Researchers from the University of Tokyo in Japan have made a new breakthrough in their collaborative research with Alternative Machine Company, developing a humanoid robot system Alter3 that can directly map natural language commands to robot actions. Its background model uses GPT-4 technology and can complete a series of complex tasks, such as taking selfies or playing ghost.

This is one of the growing number of research results based on the combination of basic models and robotic systems. Although these systems have not yet reached scalable commercial solutions, they have advanced robotics research in recent years and have shown great potential.
Alter3 uses GPT-4 technology as a background model to receive natural language instructions describing actions or situations in which the robot needs to respond. First, the model uses an "agent framework" to plan the sequence of action steps the robot needs to take to complete its goal. Second, by coding the agent, generate the commands the robot needs to perform each step. Because GPT-4 was not trained on Alter3 programming commands, the researchers used its contextual learning capabilities to adapt its behavior to the robot's API.

Therefore, prompt contains a list of commands and a set of examples showing how to use each command. The model then maps each step to one or more API commands to send to the robot for execution.
The researchers added functionality so humans could provide feedback, such as "raise your arm a little higher." These instructions are sent to another GPT-4 agent, which reasons the code, makes necessary corrections, and returns the sequence of actions to the robot. Improved action recipes and codes are stored in a database for future use.

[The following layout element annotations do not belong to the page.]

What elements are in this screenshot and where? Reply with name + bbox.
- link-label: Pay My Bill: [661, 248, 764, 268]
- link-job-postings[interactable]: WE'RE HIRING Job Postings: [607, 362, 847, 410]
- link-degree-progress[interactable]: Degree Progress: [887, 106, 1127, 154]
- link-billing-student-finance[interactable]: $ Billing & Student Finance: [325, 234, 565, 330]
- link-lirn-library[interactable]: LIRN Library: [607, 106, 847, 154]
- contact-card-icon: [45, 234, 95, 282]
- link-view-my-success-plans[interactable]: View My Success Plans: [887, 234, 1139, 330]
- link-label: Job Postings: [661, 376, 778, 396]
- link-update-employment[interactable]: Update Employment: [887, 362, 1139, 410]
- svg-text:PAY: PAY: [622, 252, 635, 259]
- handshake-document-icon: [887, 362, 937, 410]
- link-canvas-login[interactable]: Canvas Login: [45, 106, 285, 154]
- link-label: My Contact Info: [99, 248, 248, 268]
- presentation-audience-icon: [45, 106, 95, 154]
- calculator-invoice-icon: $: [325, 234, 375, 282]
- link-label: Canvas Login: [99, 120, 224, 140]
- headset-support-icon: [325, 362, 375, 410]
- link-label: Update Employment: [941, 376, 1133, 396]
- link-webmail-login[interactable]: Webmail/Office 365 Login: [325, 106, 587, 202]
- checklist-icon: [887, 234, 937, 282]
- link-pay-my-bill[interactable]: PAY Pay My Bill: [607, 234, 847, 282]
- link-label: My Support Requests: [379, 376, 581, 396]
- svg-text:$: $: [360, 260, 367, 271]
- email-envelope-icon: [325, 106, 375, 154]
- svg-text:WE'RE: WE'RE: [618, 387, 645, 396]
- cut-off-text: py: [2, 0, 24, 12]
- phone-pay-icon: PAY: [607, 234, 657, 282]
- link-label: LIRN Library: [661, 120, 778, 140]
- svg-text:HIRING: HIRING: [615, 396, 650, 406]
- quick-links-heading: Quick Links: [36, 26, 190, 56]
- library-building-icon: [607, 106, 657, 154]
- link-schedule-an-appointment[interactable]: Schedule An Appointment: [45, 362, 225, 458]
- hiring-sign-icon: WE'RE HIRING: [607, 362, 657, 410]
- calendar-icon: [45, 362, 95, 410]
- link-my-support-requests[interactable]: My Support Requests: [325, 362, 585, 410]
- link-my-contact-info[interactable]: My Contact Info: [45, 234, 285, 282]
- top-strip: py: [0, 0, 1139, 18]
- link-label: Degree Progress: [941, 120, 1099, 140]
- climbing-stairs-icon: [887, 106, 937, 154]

The researchers conducted multiple tests on the Alter3, including everyday actions, such as taking selfies and drinking tea, as well as imitated actions, such as pretending to be a ghost or a snake. They also tested the model's ability to cope with situations that require carefully planned actions. GPT-4’s extensive understanding of human behavior and motion enables the creation of more realistic behavior plans for humanoid robots such as Alter3. The researchers' experiments also showed that they were able to mimic emotions such as shame and joy in the robot.
Highlight:
- Alter3 is the latest humanoid robot to use GPT-4 technology for reasoning, capable of mapping natural language instructions directly to the robot's actions.
- The researchers leveraged the contextual learning capabilities of GPT-4 technology to adapt its behavior to the robot's API, allowing the robot to perform a desired series of action steps.
- Adding human feedback and memory could improve Alter3's performance, and the researchers' experiments also showed they were able to mimic emotions such as shame and joy in the robot.
The success of Alter3 proves the great potential of GPT-4 in the field of robot control, paving the way for smarter and more flexible robot systems in the future. This breakthrough in research heralds a new revolution in human-computer interaction.